I have been taking a cautious view for a while now. Not an ‘all cash’ view but more cautiously positioned. More bearish index positions, smaller sized longs, some energy longs, some inverse ETFs in China and shorts of SaaS companies (that maybe are reaching the point I should take them off) and shorts some other names sensitive to China.

If fintwit is right and supply chain issues are about to end then I probably need to reevaluate this.

I always assume I am the mark at the table. There are so many market participants that have greater access to data, greater resources and more insight than I do. If my own views are different from those I assume have greater knowledge, I want to start with the assumption that I’m wrong.

So let’s go over my position until now. My caution has been based on two legs.

First, whether China is going to slow considerably from a fallout of their property sector.

Second, whether energy supply issues are going to slow economies around the globe considerably.

There is a third leg – that we’ve gone so long without a decent correction – but that only really matters if one of the first two play out.

This is all about the second leg. Which really boils down to energy supply issues. How they impact manufacturing, prices and profits.

What I am surprised by is that so many are sure that these issues are in the rear view mirror?

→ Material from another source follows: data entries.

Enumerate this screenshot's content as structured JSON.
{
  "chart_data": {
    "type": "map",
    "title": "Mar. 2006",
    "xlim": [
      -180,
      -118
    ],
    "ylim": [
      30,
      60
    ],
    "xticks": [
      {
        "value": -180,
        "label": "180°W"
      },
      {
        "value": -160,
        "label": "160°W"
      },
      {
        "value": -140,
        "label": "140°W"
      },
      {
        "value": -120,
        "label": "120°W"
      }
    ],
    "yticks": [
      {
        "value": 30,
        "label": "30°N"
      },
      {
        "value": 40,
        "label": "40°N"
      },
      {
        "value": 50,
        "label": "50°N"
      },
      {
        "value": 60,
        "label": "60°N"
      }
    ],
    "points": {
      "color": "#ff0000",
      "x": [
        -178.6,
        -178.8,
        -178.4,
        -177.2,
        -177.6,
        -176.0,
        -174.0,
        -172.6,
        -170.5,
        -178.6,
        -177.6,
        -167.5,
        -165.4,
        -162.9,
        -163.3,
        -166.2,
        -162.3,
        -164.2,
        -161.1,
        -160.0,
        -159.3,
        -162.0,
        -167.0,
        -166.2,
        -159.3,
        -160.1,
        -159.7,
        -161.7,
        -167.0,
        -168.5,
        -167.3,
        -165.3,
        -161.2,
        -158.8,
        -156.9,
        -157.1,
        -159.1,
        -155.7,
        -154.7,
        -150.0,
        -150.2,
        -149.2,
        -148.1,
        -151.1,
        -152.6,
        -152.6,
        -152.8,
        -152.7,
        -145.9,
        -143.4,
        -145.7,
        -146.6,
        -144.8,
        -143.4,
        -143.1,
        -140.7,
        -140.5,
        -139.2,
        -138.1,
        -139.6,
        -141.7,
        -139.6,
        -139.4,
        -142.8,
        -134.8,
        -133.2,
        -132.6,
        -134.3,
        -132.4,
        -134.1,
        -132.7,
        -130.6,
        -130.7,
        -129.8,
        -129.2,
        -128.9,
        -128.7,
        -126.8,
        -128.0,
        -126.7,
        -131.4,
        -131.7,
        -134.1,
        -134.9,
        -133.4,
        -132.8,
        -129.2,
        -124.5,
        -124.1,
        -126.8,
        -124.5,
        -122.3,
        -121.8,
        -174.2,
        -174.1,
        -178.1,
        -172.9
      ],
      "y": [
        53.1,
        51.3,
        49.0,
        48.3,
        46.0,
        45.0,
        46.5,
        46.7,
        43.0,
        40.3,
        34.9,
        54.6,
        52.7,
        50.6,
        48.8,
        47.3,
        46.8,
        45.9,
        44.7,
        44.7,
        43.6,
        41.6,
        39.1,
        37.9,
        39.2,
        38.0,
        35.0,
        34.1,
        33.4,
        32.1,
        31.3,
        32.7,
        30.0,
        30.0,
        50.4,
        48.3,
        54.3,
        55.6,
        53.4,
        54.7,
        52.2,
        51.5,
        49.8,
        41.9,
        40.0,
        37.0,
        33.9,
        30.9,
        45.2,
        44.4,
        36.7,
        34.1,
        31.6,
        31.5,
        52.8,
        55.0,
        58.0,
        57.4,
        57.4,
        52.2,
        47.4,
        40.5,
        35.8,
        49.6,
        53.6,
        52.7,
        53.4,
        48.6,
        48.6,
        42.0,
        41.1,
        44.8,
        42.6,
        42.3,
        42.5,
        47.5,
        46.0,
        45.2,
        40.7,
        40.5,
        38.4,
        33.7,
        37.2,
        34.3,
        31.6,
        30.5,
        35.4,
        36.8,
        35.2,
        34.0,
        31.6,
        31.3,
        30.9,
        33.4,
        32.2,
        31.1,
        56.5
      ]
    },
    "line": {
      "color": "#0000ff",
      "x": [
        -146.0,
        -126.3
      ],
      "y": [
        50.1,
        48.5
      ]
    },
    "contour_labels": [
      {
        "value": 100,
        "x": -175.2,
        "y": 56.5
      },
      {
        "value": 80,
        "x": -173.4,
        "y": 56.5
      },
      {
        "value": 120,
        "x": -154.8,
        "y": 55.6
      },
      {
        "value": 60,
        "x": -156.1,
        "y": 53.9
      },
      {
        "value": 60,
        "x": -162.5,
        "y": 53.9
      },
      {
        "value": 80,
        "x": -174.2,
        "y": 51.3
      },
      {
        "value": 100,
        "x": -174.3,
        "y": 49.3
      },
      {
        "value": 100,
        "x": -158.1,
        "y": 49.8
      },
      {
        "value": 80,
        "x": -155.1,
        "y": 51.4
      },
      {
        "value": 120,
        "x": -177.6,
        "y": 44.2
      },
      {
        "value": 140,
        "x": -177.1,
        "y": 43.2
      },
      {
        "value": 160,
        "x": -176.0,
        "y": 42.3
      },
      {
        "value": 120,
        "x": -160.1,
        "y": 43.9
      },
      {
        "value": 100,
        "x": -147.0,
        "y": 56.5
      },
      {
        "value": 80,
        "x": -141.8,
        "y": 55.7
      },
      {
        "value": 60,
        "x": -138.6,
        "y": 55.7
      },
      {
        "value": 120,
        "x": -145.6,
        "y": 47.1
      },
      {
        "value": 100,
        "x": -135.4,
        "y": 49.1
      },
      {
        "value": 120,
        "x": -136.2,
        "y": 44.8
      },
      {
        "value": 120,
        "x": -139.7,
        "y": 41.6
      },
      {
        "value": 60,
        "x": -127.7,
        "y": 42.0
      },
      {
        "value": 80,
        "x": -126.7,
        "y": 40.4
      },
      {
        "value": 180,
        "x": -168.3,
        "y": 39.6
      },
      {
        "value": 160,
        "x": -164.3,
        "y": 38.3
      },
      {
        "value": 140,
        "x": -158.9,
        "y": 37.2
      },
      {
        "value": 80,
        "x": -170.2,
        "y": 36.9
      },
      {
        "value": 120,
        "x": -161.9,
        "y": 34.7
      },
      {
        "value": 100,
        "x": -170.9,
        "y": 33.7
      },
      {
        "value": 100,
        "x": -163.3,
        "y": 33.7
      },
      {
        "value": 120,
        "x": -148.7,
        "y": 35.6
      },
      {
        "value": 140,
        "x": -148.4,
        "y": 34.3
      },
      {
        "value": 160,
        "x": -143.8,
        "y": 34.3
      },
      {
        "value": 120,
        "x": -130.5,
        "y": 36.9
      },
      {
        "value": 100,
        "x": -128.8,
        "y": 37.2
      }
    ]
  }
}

Implicit in supply chain issues being behind us is that energy markets are about to heal. That oil and natural gas and coal prices are about to head back down.

Try as I might, I can’t quite see how we can know this.

I can see how it might be. Because to a large degree this is all weather-driven. If there is a warm winter across the board the problems go away and by the time the next winter hits the market could be much higher.

But how can we know what the winter holds? Particularly when it is not just one region but a whole bunch of regions that seem on the precipice of an energy crunch.

I just don’t know. I do know that if energy prices are about to slide and the supply chain heal then I’m probably not that well positioned. My energy stocks aren’t going to do well. And my SaaS shorts are going to go against me.

I’m not ready to do something about this yet. I’m not convinced I am wrong. But I am aware that people that are likely more knowledgeable than me are saying the opposite, so I better keep a very close eye on it.

2 Comments Post a comment
  1. ijw z #

    I think oil and gas shortages (and especially gas) are more related to changes to industry dynamics than temporary Covid issues.

    Lack of pipelines that blocks growth in 1/3 of US gas supply alone. Consolidation in the industry with only a handful of players having the inventory to even aggressively grow production and OPEC and shareholders sick of a lack of profits, creating a culture change towards generating high ROIC among O&G CEO’s (effectively increasing the marginal cost of supply). A decline in most US shale companies new well quality. And ESG of course ( although I think ESG is only a smallish component really).

    Although I don’t think we will get massive shortages after the next few quarters, the set up for longer term higher US gas and oil prices seems to be here? And most energy equities are still priced like this will mostly be temporary.

    The only overhang in all this is ofcourse China.

    October 11, 2021
  2. I took this (and various other comments I’ve seen around) to mean that it’s the commenters’ opinion we’ve hit “peak trouble” and will soon start on the downslope of COVID disruption. I know that markets are a discounting mechanism, but not every participant in them and in the real economy is forward-looking (by nature or by necessity), so I took these as a whole as more of an expression that the guinea pig is firmly in the python vs. the guinea pig has been digested. There are always a bunch of people rushing in early so they can say “I was right” (don’t think Mugatu is among them) whenever the turn is well and truly underway. I do think the Big Worry–China collapse+war with China–is a very good wall of worry to climb, tho.